Elisabetta Grillo, 41, who Lawson referred to as her "rock" during Grillo's trial for fraud at Isleworth Crown Court in London earlier this month, said she saw evidence of cocaine use "every three days," London's Daily Telegraph reported.
Grillo, who was accused of spending £105,000 (NZ$208,000) on a company credit card, also said Lawson smoked cannabis when she could not sleep.
According to Lawson, 53, Grillo had worked with the cook for years, helping her overcome the trauma of her first husband's death in 2001. Lawson told the jury that she had "loved" Grillo.
"I loved Lisa. My children loved Lisa," said Lawson, who had showered Grillo with gifts, including a £7000 set of false teeth. But Lawson said her employee became increasingly bitter and unkind towards the celebrity cook's children.

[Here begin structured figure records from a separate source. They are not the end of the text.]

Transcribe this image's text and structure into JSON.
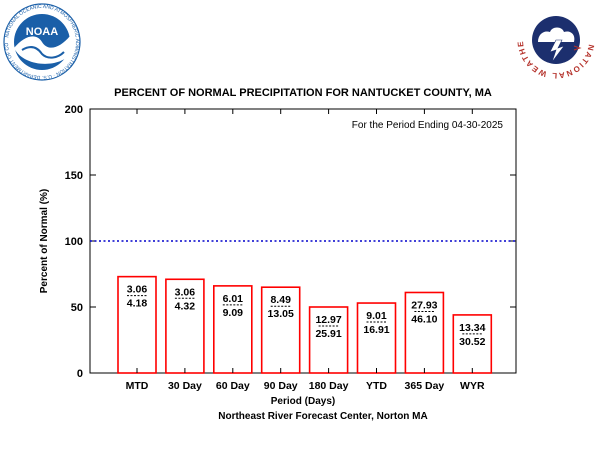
{
  "logos": {
    "noaa": {
      "text": "NOAA",
      "ring_text": "NATIONAL OCEANIC AND ATMOSPHERIC ADMINISTRATION · U.S. DEPARTMENT OF COMMERCE",
      "color": "#1a5fa8"
    },
    "nws": {
      "ring_text": "NATIONAL WEATHER SERVICE",
      "color": "#b5332c"
    }
  },
  "chart_data": {
    "type": "bar",
    "title": "PERCENT OF NORMAL PRECIPITATION FOR NANTUCKET COUNTY, MA",
    "annotation": "For the Period Ending 04-30-2025",
    "xlabel": "Period (Days)",
    "ylabel": "Percent of Normal (%)",
    "footer": "Northeast River Forecast Center, Norton MA",
    "ylim": [
      0,
      200
    ],
    "yticks": [
      "0",
      "50",
      "100",
      "150",
      "200"
    ],
    "reference_line": {
      "value": 100,
      "style": "dotted",
      "color": "#0000cc"
    },
    "bar_color": "#ff0000",
    "categories": [
      "MTD",
      "30 Day",
      "60 Day",
      "90 Day",
      "180 Day",
      "YTD",
      "365 Day",
      "WYR"
    ],
    "values": [
      73,
      71,
      66,
      65,
      50,
      53,
      61,
      44
    ],
    "observed": [
      "3.06",
      "3.06",
      "6.01",
      "8.49",
      "12.97",
      "9.01",
      "27.93",
      "13.34"
    ],
    "normal": [
      "4.18",
      "4.32",
      "9.09",
      "13.05",
      "25.91",
      "16.91",
      "46.10",
      "30.52"
    ]
  }
}
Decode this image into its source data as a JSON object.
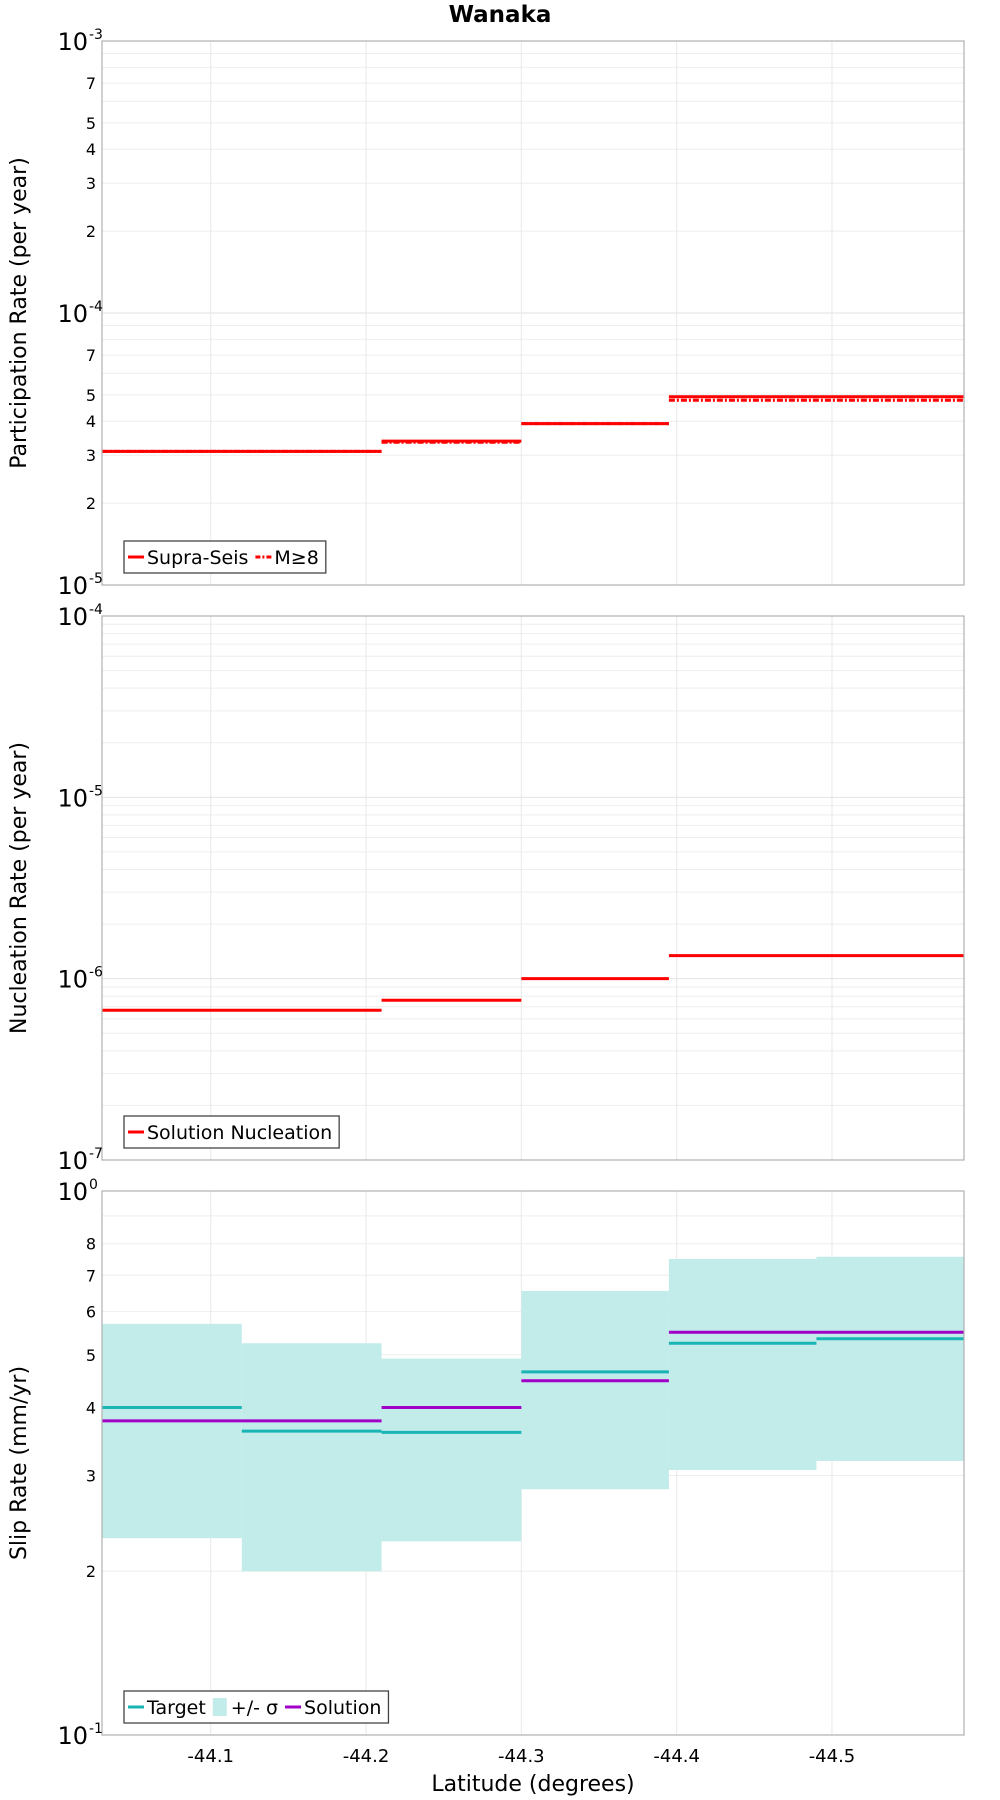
{
  "figure_title": "Wanaka",
  "xlabel": "Latitude (degrees)",
  "x_ticks": [
    {
      "value": -44.1,
      "label": "-44.1"
    },
    {
      "value": -44.2,
      "label": "-44.2"
    },
    {
      "value": -44.3,
      "label": "-44.3"
    },
    {
      "value": -44.4,
      "label": "-44.4"
    },
    {
      "value": -44.5,
      "label": "-44.5"
    }
  ],
  "xlim": [
    -44.03,
    -44.585
  ],
  "chart_data": [
    {
      "type": "line",
      "ylabel": "Participation Rate (per year)",
      "yscale": "log",
      "ylim": [
        1e-05,
        0.001
      ],
      "major_ticks": [
        {
          "value": 0.001,
          "base": "10",
          "exp": "-3"
        },
        {
          "value": 0.0001,
          "base": "10",
          "exp": "-4"
        },
        {
          "value": 1e-05,
          "base": "10",
          "exp": "-5"
        }
      ],
      "minor_ticks": [
        {
          "value": 0.0007,
          "label": "7"
        },
        {
          "value": 0.0005,
          "label": "5"
        },
        {
          "value": 0.0004,
          "label": "4"
        },
        {
          "value": 0.0003,
          "label": "3"
        },
        {
          "value": 0.0002,
          "label": "2"
        },
        {
          "value": 7e-05,
          "label": "7"
        },
        {
          "value": 5e-05,
          "label": "5"
        },
        {
          "value": 4e-05,
          "label": "4"
        },
        {
          "value": 3e-05,
          "label": "3"
        },
        {
          "value": 2e-05,
          "label": "2"
        }
      ],
      "series": [
        {
          "name": "Supra-Seis",
          "color": "#ff0000",
          "style": "solid",
          "steps": [
            {
              "x0": -44.03,
              "x1": -44.21,
              "y": 3.1e-05
            },
            {
              "x0": -44.21,
              "x1": -44.3,
              "y": 3.38e-05
            },
            {
              "x0": -44.3,
              "x1": -44.395,
              "y": 3.92e-05
            },
            {
              "x0": -44.395,
              "x1": -44.585,
              "y": 4.92e-05
            }
          ]
        },
        {
          "name": "M≥8",
          "color": "#ff0000",
          "style": "dashdot",
          "steps": [
            {
              "x0": -44.03,
              "x1": -44.21,
              "y": 3.1e-05
            },
            {
              "x0": -44.21,
              "x1": -44.3,
              "y": 3.35e-05
            },
            {
              "x0": -44.3,
              "x1": -44.395,
              "y": 3.92e-05
            },
            {
              "x0": -44.395,
              "x1": -44.585,
              "y": 4.78e-05
            }
          ]
        }
      ],
      "legend": [
        {
          "label": "Supra-Seis",
          "color": "#ff0000",
          "kind": "line"
        },
        {
          "label": "M≥8",
          "color": "#ff0000",
          "kind": "dashdot"
        }
      ]
    },
    {
      "type": "line",
      "ylabel": "Nucleation Rate (per year)",
      "yscale": "log",
      "ylim": [
        1e-07,
        0.0001
      ],
      "major_ticks": [
        {
          "value": 0.0001,
          "base": "10",
          "exp": "-4"
        },
        {
          "value": 1e-05,
          "base": "10",
          "exp": "-5"
        },
        {
          "value": 1e-06,
          "base": "10",
          "exp": "-6"
        },
        {
          "value": 1e-07,
          "base": "10",
          "exp": "-7"
        }
      ],
      "minor_ticks": [],
      "series": [
        {
          "name": "Solution Nucleation",
          "color": "#ff0000",
          "style": "solid",
          "steps": [
            {
              "x0": -44.03,
              "x1": -44.21,
              "y": 6.7e-07
            },
            {
              "x0": -44.21,
              "x1": -44.3,
              "y": 7.6e-07
            },
            {
              "x0": -44.3,
              "x1": -44.395,
              "y": 1e-06
            },
            {
              "x0": -44.395,
              "x1": -44.585,
              "y": 1.34e-06
            }
          ]
        }
      ],
      "legend": [
        {
          "label": "Solution Nucleation",
          "color": "#ff0000",
          "kind": "line"
        }
      ]
    },
    {
      "type": "area",
      "ylabel": "Slip Rate (mm/yr)",
      "yscale": "log",
      "ylim": [
        0.1,
        1.0
      ],
      "major_ticks": [
        {
          "value": 1.0,
          "base": "10",
          "exp": "0"
        },
        {
          "value": 0.1,
          "base": "10",
          "exp": "-1"
        }
      ],
      "minor_ticks": [
        {
          "value": 0.8,
          "label": "8"
        },
        {
          "value": 0.7,
          "label": "7"
        },
        {
          "value": 0.6,
          "label": "6"
        },
        {
          "value": 0.5,
          "label": "5"
        },
        {
          "value": 0.4,
          "label": "4"
        },
        {
          "value": 0.3,
          "label": "3"
        },
        {
          "value": 0.2,
          "label": "2"
        }
      ],
      "band": {
        "name": "+/- σ",
        "color": "#c2ecea",
        "steps": [
          {
            "x0": -44.03,
            "x1": -44.12,
            "low": 0.23,
            "high": 0.57
          },
          {
            "x0": -44.12,
            "x1": -44.21,
            "low": 0.2,
            "high": 0.525
          },
          {
            "x0": -44.21,
            "x1": -44.3,
            "low": 0.227,
            "high": 0.492
          },
          {
            "x0": -44.3,
            "x1": -44.395,
            "low": 0.283,
            "high": 0.655
          },
          {
            "x0": -44.395,
            "x1": -44.49,
            "low": 0.307,
            "high": 0.75
          },
          {
            "x0": -44.49,
            "x1": -44.585,
            "low": 0.319,
            "high": 0.757
          }
        ]
      },
      "series": [
        {
          "name": "Target",
          "color": "#19b4b4",
          "style": "solid",
          "steps": [
            {
              "x0": -44.03,
              "x1": -44.12,
              "y": 0.4
            },
            {
              "x0": -44.12,
              "x1": -44.21,
              "y": 0.362
            },
            {
              "x0": -44.21,
              "x1": -44.3,
              "y": 0.36
            },
            {
              "x0": -44.3,
              "x1": -44.395,
              "y": 0.465
            },
            {
              "x0": -44.395,
              "x1": -44.49,
              "y": 0.525
            },
            {
              "x0": -44.49,
              "x1": -44.585,
              "y": 0.535
            }
          ]
        },
        {
          "name": "Solution",
          "color": "#a000c8",
          "style": "solid",
          "steps": [
            {
              "x0": -44.03,
              "x1": -44.21,
              "y": 0.378
            },
            {
              "x0": -44.21,
              "x1": -44.3,
              "y": 0.4
            },
            {
              "x0": -44.3,
              "x1": -44.395,
              "y": 0.448
            },
            {
              "x0": -44.395,
              "x1": -44.585,
              "y": 0.55
            }
          ]
        }
      ],
      "legend": [
        {
          "label": "Target",
          "color": "#19b4b4",
          "kind": "line"
        },
        {
          "label": "+/- σ",
          "color": "#c2ecea",
          "kind": "box"
        },
        {
          "label": "Solution",
          "color": "#a000c8",
          "kind": "line"
        }
      ]
    }
  ]
}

When asked whether her employer had been telling the truth about taking cocaine only once during her marriage to Charles Saatchi in 2010, Grillo replied: "No, because I saw more stuff before that."
The court heard Lawson would smoke cannabis in front of her children to help her sleep, and that she kept antidepressants and sleeping tablets in her bedside table.
Grillo said one of Lawson's children told her "it was easy to ask for presents" when Lawson was "tipsy or high".
Lawson told the court last week that she had only taken cocaine once in her marriage and was not a regular cocaine user.
"I promise you... regular cocaine users do not look like this," she said.
"They are scrawny and look unhealthy."
She said she would never sabotage her health and "leave my children as orphans".
Lawson had appeared as a prosecution witness at the fraud trial of Elisabetta and her sister Francesca Grillo, long-time employees who worked as nannies, cleaners and assistants in the couple's home.
Coverage of the trial has focused more on Lawson's 10-year marriage to Saatchi and their home life, than on allegations that the the Grillo sisters were living the high life at the couple's unknowing expense.